Re: [PATCH RT] kernel/futex: don't deboost too early

From: Steven Rostedt
Date: Fri Sep 30 2016 - 12:00:57 EST


On Fri, 30 Sep 2016 10:39:14 +0200
Sebastian Andrzej Siewior <bigeasy@xxxxxxxxxxxxx> wrote:

> The sequence:
> T1 holds futex
> T2 blocks on futex and boosts T1
> T1 unlocks futex and holds hb->lock
> T1 unlocks rt mutex, so T1 has no more pi waiters
> T3 blocks on hb->lock and adds itself to the pi waiters list of T1
> T1 unlocks hb->lock and deboosts itself
> T4 preempts T1 so the wakeup of T2 gets delayed
>
> As a workaround I attempt here do unlock the hb->lock without a deboost
> and perform the deboost after the wake up of the waiter.
>
> Cc: stable-rt@xxxxxxxxxxxxxxx
> Signed-off-by: Sebastian Andrzej Siewior <bigeasy@xxxxxxxxxxxxx>
> ---
> include/linux/spinlock.h | 6 +++++
> include/linux/spinlock_rt.h | 2 ++
> kernel/futex.c | 2 +-
> kernel/locking/rtmutex.c | 53 +++++++++++++++++++++++++++++++++++++++------
> 4 files changed, 55 insertions(+), 8 deletions(-)
>

This looks awfully complex. Would something as simple as this work?
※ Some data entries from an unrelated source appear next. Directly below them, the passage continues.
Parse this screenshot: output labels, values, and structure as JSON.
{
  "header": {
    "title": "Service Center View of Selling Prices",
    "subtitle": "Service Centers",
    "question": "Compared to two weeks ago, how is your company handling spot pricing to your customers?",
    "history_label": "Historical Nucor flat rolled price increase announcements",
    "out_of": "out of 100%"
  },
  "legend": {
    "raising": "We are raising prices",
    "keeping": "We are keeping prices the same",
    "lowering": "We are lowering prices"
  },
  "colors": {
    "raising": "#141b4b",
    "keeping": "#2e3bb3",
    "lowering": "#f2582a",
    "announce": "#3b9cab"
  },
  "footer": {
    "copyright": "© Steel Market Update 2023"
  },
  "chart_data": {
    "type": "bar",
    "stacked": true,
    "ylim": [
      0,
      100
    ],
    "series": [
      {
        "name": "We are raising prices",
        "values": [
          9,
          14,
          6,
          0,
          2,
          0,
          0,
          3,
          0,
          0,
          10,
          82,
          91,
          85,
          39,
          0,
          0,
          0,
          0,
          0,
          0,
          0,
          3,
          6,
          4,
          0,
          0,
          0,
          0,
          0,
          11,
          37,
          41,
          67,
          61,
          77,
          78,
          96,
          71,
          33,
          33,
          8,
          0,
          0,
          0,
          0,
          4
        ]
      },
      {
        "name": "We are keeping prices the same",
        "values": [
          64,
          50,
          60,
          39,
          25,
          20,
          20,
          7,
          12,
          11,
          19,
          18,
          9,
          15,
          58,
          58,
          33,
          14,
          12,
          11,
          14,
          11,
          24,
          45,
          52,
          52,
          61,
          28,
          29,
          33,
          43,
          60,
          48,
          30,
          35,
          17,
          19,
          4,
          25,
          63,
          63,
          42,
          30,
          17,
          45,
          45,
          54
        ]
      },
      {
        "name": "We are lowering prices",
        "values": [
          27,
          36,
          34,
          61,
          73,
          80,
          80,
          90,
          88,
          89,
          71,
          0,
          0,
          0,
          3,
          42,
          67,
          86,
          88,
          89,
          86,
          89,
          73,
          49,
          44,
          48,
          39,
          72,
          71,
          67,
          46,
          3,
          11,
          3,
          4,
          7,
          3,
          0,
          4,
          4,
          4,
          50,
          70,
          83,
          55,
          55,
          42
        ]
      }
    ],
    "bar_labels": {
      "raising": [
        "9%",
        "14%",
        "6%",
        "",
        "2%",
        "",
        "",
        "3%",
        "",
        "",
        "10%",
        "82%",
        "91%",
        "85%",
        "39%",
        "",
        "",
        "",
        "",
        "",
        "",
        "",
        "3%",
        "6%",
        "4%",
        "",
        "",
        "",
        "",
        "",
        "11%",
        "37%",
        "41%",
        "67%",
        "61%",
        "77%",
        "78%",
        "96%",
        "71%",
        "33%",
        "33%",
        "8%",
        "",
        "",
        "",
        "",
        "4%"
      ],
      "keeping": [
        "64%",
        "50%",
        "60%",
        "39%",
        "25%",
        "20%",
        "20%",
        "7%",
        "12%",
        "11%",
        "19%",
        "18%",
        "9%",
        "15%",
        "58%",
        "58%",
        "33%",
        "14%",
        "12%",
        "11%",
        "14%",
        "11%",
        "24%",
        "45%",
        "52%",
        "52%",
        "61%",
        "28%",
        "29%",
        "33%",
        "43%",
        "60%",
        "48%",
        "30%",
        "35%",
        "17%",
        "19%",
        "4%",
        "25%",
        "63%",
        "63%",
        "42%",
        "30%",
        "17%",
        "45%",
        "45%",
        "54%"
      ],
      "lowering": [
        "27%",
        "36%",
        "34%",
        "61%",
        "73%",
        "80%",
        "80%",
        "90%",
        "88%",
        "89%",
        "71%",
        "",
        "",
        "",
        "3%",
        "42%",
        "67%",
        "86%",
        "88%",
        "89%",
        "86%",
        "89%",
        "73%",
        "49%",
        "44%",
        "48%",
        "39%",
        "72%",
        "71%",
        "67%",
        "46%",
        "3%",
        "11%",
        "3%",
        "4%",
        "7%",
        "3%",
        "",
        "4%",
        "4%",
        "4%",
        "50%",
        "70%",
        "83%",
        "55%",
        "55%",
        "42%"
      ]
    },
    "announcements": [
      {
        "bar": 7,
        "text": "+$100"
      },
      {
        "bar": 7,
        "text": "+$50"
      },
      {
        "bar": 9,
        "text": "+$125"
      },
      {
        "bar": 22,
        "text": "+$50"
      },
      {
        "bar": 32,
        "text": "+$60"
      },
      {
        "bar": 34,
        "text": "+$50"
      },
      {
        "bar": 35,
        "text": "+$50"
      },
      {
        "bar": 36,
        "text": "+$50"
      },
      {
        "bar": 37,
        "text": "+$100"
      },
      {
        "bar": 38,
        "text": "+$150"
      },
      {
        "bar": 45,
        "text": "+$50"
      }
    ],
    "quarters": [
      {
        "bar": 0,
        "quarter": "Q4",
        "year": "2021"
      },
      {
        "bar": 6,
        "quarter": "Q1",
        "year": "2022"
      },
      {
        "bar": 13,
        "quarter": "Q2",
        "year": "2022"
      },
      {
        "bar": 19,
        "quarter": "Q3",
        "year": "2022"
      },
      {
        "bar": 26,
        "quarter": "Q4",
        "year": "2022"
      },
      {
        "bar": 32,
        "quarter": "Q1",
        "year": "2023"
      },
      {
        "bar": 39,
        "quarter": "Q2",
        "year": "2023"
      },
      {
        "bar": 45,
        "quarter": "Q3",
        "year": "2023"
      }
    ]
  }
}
What harm can happen by moving the holding of the lock after the
wakeups for RT?

-- Steve

diff --git a/kernel/futex.c b/kernel/futex.c
index 2d572ed..bb900bd 100644
--- a/kernel/futex.c
+++ b/kernel/futex.c
@@ -1347,9 +1347,14 @@ static int wake_futex_pi(u32 __user *uaddr, u32 uval, struct futex_q *this,
* deboost first (and lose our higher priority), then the task might get
* scheduled away before the wake up can take place.
*/
+#ifndef CONFIG_PREEMPT_RT_FULL
spin_unlock(&hb->lock);
+#endif
wake_up_q(&wake_q);
wake_up_q_sleeper(&wake_sleeper_q);
+#ifdef CONFIG_PREEMPT_RT_FULL
+ spin_unlock(&hb->lock);
+#endif
if (deboost)
rt_mutex_adjust_prio(current);